No era lo peor quedarse sola: peor era pernoctar en papeleos pueriles de divorcios, separaciones y peritajes. Peor era hacer recuento de raquíticas racanerías y rimbombantes terracotas de recuerdos reconcomidos en memoria olvidadiza. 

Tenía que rehacer su vida. Con el alma traspasada y la consciencia marchita. Tenía que ser bonita, y guapa, y joven otra vez para sentirse objeto de miradas y no ser un trasto arrumbado, desterrado de la mirada del albañil, del piropo del butanero y del deseo del jerarca. El mundo es eso: ser deseado y estar en el mercado, ser bocado codiciado y objeto de pecado. Si nadie peca por ti no eres nada más que una nulidad.

Y a Susana le molesta ser un cero a la izquierda, una cifra desmedida que ni siente ni padece. Quiere ser dueña del rumbo y del timón, gobernar el embrague de sus sensaciones en mansa delicuescencia de amores carminativos.

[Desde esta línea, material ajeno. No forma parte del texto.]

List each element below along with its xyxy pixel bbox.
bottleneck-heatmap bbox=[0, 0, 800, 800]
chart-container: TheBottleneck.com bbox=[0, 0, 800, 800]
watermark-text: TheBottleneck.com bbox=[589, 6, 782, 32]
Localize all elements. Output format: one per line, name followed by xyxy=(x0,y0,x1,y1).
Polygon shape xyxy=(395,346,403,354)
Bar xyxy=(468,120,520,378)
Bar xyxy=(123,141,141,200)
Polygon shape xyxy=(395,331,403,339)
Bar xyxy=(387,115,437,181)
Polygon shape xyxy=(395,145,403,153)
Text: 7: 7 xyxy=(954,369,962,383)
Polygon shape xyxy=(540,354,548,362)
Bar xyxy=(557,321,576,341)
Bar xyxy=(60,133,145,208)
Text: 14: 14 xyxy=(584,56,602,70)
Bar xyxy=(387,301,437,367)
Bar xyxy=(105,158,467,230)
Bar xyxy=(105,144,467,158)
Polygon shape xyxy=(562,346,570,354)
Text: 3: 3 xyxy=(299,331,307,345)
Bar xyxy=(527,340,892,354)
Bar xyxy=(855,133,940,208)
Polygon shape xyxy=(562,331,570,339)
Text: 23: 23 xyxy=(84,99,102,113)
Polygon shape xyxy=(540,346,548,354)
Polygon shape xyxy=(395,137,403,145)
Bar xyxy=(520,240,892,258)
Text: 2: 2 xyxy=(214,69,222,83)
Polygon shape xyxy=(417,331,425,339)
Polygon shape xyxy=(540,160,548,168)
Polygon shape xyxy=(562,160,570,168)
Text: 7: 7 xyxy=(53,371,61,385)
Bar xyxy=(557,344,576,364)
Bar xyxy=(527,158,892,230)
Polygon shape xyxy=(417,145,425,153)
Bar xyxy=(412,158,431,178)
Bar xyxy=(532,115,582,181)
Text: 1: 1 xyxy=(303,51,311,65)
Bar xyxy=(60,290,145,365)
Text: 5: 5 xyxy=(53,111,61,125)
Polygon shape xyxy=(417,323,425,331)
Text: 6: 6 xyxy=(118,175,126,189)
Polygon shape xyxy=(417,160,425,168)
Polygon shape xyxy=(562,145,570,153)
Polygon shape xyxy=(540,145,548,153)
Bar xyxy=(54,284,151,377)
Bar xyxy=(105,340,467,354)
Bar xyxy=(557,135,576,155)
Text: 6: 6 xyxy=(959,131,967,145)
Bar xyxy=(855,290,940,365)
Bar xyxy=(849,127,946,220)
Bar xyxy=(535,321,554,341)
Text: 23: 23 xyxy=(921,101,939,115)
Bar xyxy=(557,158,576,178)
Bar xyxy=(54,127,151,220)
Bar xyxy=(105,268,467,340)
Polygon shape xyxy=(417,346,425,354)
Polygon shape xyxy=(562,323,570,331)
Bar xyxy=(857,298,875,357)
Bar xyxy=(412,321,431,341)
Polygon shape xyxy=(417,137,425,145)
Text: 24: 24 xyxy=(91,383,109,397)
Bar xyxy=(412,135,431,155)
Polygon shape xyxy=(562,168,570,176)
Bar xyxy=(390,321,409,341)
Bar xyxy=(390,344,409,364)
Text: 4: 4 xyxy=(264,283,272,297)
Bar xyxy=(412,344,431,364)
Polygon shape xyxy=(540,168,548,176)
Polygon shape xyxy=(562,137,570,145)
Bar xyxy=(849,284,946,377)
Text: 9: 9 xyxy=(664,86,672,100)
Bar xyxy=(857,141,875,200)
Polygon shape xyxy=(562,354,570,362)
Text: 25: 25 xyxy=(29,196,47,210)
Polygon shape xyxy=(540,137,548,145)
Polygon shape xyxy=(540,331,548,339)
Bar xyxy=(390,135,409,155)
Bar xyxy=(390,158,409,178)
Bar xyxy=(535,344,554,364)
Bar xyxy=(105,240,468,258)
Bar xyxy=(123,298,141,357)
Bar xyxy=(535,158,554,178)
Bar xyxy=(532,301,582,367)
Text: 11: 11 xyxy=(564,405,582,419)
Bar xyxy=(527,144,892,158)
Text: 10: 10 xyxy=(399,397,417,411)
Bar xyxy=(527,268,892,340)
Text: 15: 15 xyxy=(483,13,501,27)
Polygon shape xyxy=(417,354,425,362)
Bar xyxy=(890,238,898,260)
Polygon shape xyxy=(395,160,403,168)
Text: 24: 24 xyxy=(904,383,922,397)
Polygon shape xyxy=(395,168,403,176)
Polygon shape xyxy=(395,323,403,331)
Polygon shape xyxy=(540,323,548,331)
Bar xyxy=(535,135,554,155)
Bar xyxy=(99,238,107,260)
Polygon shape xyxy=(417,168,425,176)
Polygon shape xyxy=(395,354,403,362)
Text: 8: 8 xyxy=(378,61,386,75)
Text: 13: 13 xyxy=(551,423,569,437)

Y sentir, sentirse soñar despierta sobre las riendas de su cuerpo y de su mente, blandamente arrebatada por el céfiro bruñidor de las consideraciones hueras.

Susana sabe esperar, pero ya no quiere más demoras ni impagados del sentimiento, ni más provisiones por insolvencia afectiva, ni más clientes de dudoso cobro en el corazón. Ella sueña con un mundo afectivo de clientes a caja, de inmovilizados inmateriales liquidables en besos, de almacenes de caricias, de valores añadidos soportados y repercutidos que salden ilusiones renacientes.

Ella quiere sentirse joven de nuevo. Quiere ser y será, porque se es cuando se quiere ser y se hace el ser en el siendo y el haciendo de cada día.

Susana será siempre Susana, sin Sebastián y sin sexo, sin historia, sin futuro, sin más esclarecer que el día de levantarse y ponerse de una vez manos a la obra de su inempezado renacimiento.